We mention the UK because it can only be for the familiarity of the Barclays brand that this latest con has grabbed any headlines. The BBC and other media outlets have spoken in scary tones about how poor internet users might be duped. Of course the reality is that similar tricks have been used for some time. Past e-mails have pretended to be from AOL, Citibank, PayPal and others.
So boo to all those who think this is suddenly news. Next we'll be hearing from the crowd that seem to think the internet invented confidence tricks.
But cheers, of a sort, to Barclays. The bank has handled this latest 'scare' in textbook fashion. It has calmed some 400 hundred customers and non-customers that have worriedly made enquiries, worked with the National Hi-Tech Crime Unit, and temporarily capped how much can be transferred from online accounts.
The fake Web sites are now either gone or, in one case, frozen and being investigated.
However, this publication's praise is tempered by the knowledge that consumers really shouldn't be caught out. Just as news outfits shouldn't be duped into thinking this is the next great story, so too net users should now be savvy to the tell-tale signs of an e-mail hoax--the shoddy presentation and spelling, unreasonable requests and not-quite-right branding.
Of course, Barclays is being decent to those few who may have been taken in and it would be wrong to encourage any organisation to hang such victims out to dry. But given any losses incurred ultimately get passed back to other customers, it is once again time to start calling for more education on what to look out for.

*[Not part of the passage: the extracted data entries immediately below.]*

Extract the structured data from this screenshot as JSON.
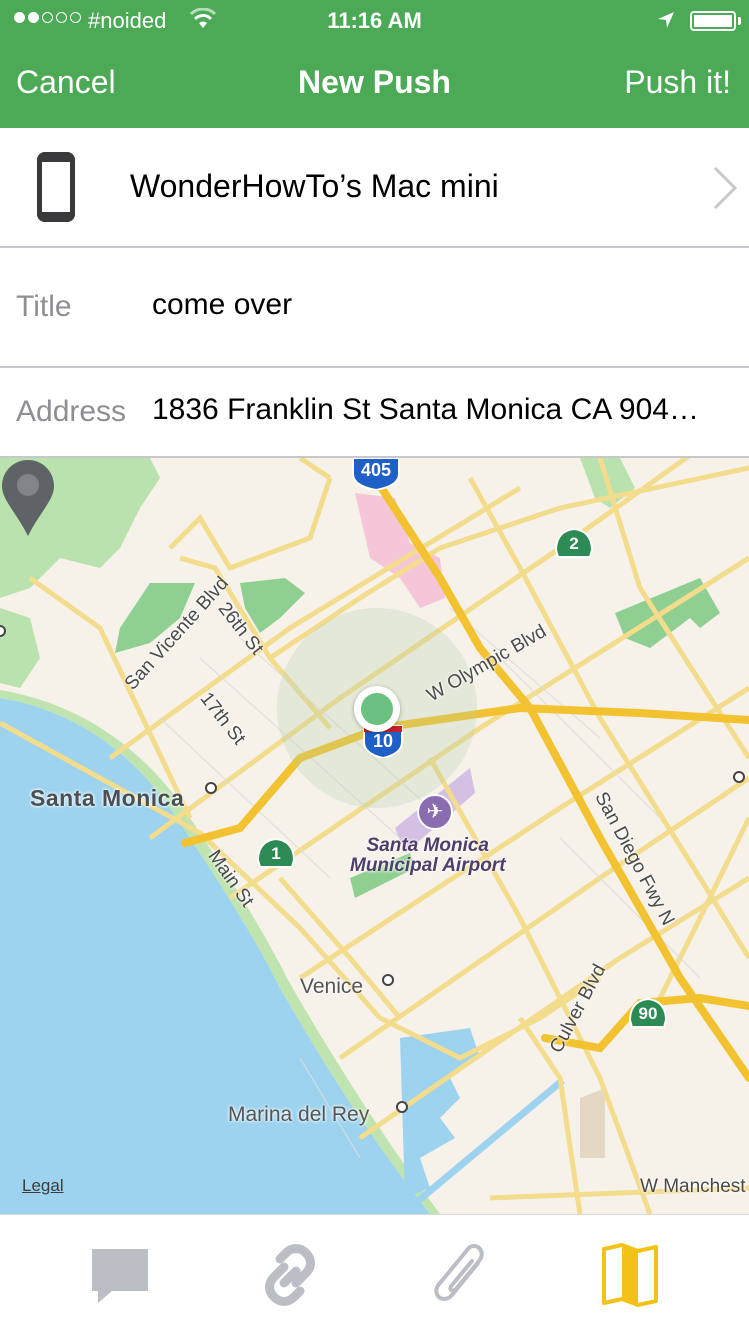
{
  "status_bar": {
    "signal_dots_filled": 2,
    "signal_dots_total": 5,
    "carrier": "#noided",
    "time": "11:16 AM",
    "battery_level": 1.0
  },
  "nav": {
    "cancel_label": "Cancel",
    "title": "New Push",
    "push_label": "Push it!"
  },
  "device": {
    "icon": "phone-icon",
    "name": "WonderHowTo’s Mac mini"
  },
  "fields": {
    "title_label": "Title",
    "title_value": "come over",
    "address_label": "Address",
    "address_value": "1836 Franklin St Santa Monica CA 904…"
  },
  "map": {
    "labels": {
      "santa_monica": "Santa Monica",
      "venice": "Venice",
      "marina_del_rey": "Marina del Rey",
      "san_vicente": "San Vicente Blvd",
      "26th": "26th St",
      "17th": "17th St",
      "main_st": "Main St",
      "w_olympic": "W Olympic Blvd",
      "san_diego_fwy": "San Diego Fwy N",
      "culver_blvd": "Culver Blvd",
      "w_manchester": "W Manchest",
      "airport_line1": "Santa Monica",
      "airport_line2": "Municipal Airport"
    },
    "shields": {
      "i405": "405",
      "i10": "10",
      "ca1": "1",
      "ca2": "2",
      "ca90": "90"
    },
    "legal": "Legal",
    "colors": {
      "water": "#9dd3ee",
      "land": "#f6f2ea",
      "park": "#a8dba0",
      "road_minor": "#f3dc8c",
      "freeway": "#f2c230"
    }
  },
  "tabs": [
    {
      "icon": "note-icon",
      "active": false
    },
    {
      "icon": "link-icon",
      "active": false
    },
    {
      "icon": "paperclip-icon",
      "active": false
    },
    {
      "icon": "map-icon",
      "active": true
    }
  ],
  "colors": {
    "header_bg": "#4caa57",
    "tab_inactive": "#bbbec4",
    "tab_active": "#f2c316"
  }
}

This has been a tiny contribution to that ongoing effort.









A bit more credit where credit is due eh? I use internet banking for Barclays, Cahoot, Halifax and Nationwide in the UK and Commonwealth Bank in Oz. In terms of security of access Barclays is best and Commonwealth looks like the poor relation. I wont go into the perceived weaknesses here, for obvious reasons, but I sleep better at night knowing Barclays is the guardian of my millions (cents that is).